Thank you for your information. I wonder if my workflow would be different given that I am animating a single image. I am making an Instagram reel and using a very large image with an aspect ratio of approx. 3:1. I start out showing the entire image so it fills the frame from side to side, at 12% scale, then zoom in so that it fills the frame from top to bottom, at 38% scale. I then pan from left to right across the image and can see the anchor point moving, eventually it leaves the screen entirely. I want to pan to sections of the image, then zoom briefly in, then repeat that in other areas. I want the zoom to be dead on. What I am experiencing instead is "drift," with the image both panning and zooming. I thought if I left off a position keyframe for the 2nd set of keyframes and only increased the scale, the image would only zoom but that's not happening. See screenshots below showing the image at the 1st set of keyframes and at the 2d - the man's face is no longer centered, but towards the left side of the frame. What's happening here? Without putting in a position value, is the zoom using the acnhor point as a reference? If so, how do I change it, and how do I know what to change it to? Many thanks.

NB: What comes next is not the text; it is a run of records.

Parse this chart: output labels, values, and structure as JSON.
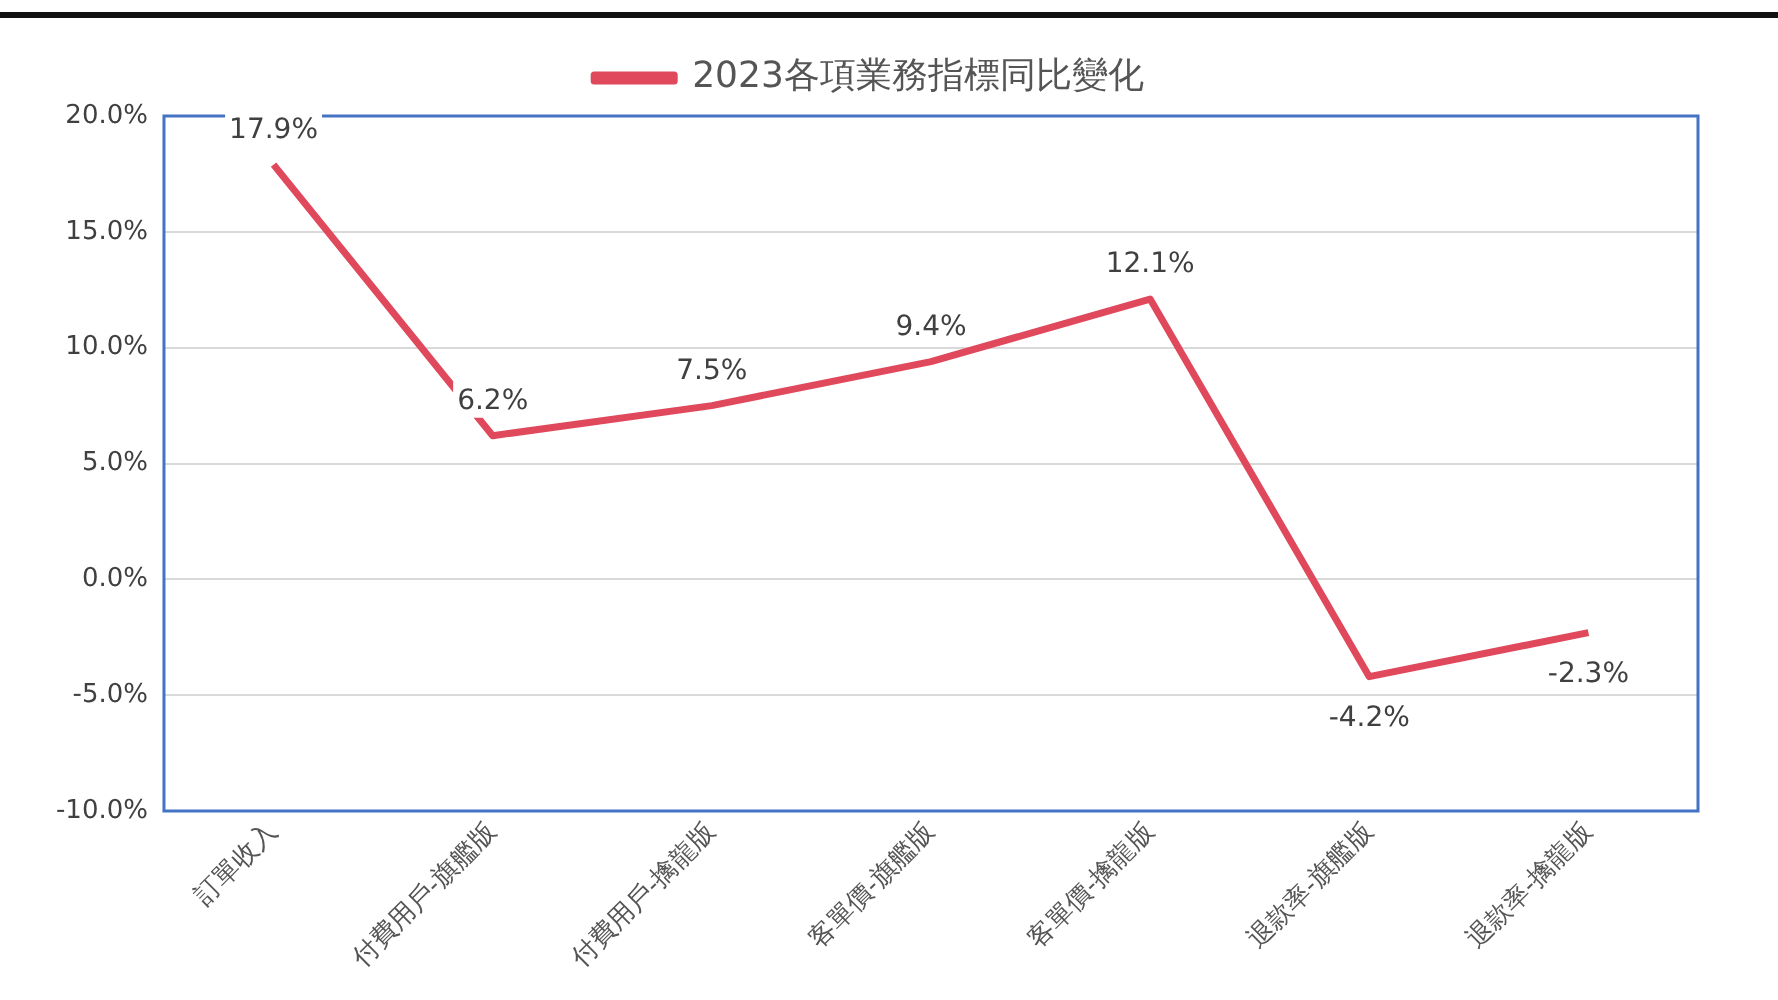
{
  "chart_data": {
    "type": "line",
    "categories": [
      "訂單收入",
      "付費用戶-旗艦版",
      "付費用戶-擒龍版",
      "客單價-旗艦版",
      "客單價-擒龍版",
      "退款率-旗艦版",
      "退款率-擒龍版"
    ],
    "series": [
      {
        "name": "2023各項業務指標同比變化",
        "color": "#e0485c",
        "values": [
          17.9,
          6.2,
          7.5,
          9.4,
          12.1,
          -4.2,
          -2.3
        ],
        "value_labels": [
          "17.9%",
          "6.2%",
          "7.5%",
          "9.4%",
          "12.1%",
          "-4.2%",
          "-2.3%"
        ]
      }
    ],
    "ylim": [
      -10,
      20
    ],
    "yticks": [
      {
        "value": -10,
        "label": "-10.0%"
      },
      {
        "value": -5,
        "label": "-5.0%"
      },
      {
        "value": 0,
        "label": "0.0%"
      },
      {
        "value": 5,
        "label": "5.0%"
      },
      {
        "value": 10,
        "label": "10.0%"
      },
      {
        "value": 15,
        "label": "15.0%"
      },
      {
        "value": 20,
        "label": "20.0%"
      }
    ],
    "grid": "y",
    "legend": "top",
    "marker": "none",
    "line_style": "solid"
  }
}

Thanks to Larry Jordan, I now know that I can't achieve the desired effect using a single clip. Rather, if you want to zoom into the middle of a section of a larger clip, you need an acnhor point set to the middle of that clip, which is not where it will be for the larger clip. So I created a new clip, aligned the master clip to it at the point where i want to start zommin in, using the detail clip to zoom in on. It was a lot easier than it sounded and the results were quite good, but did take some work.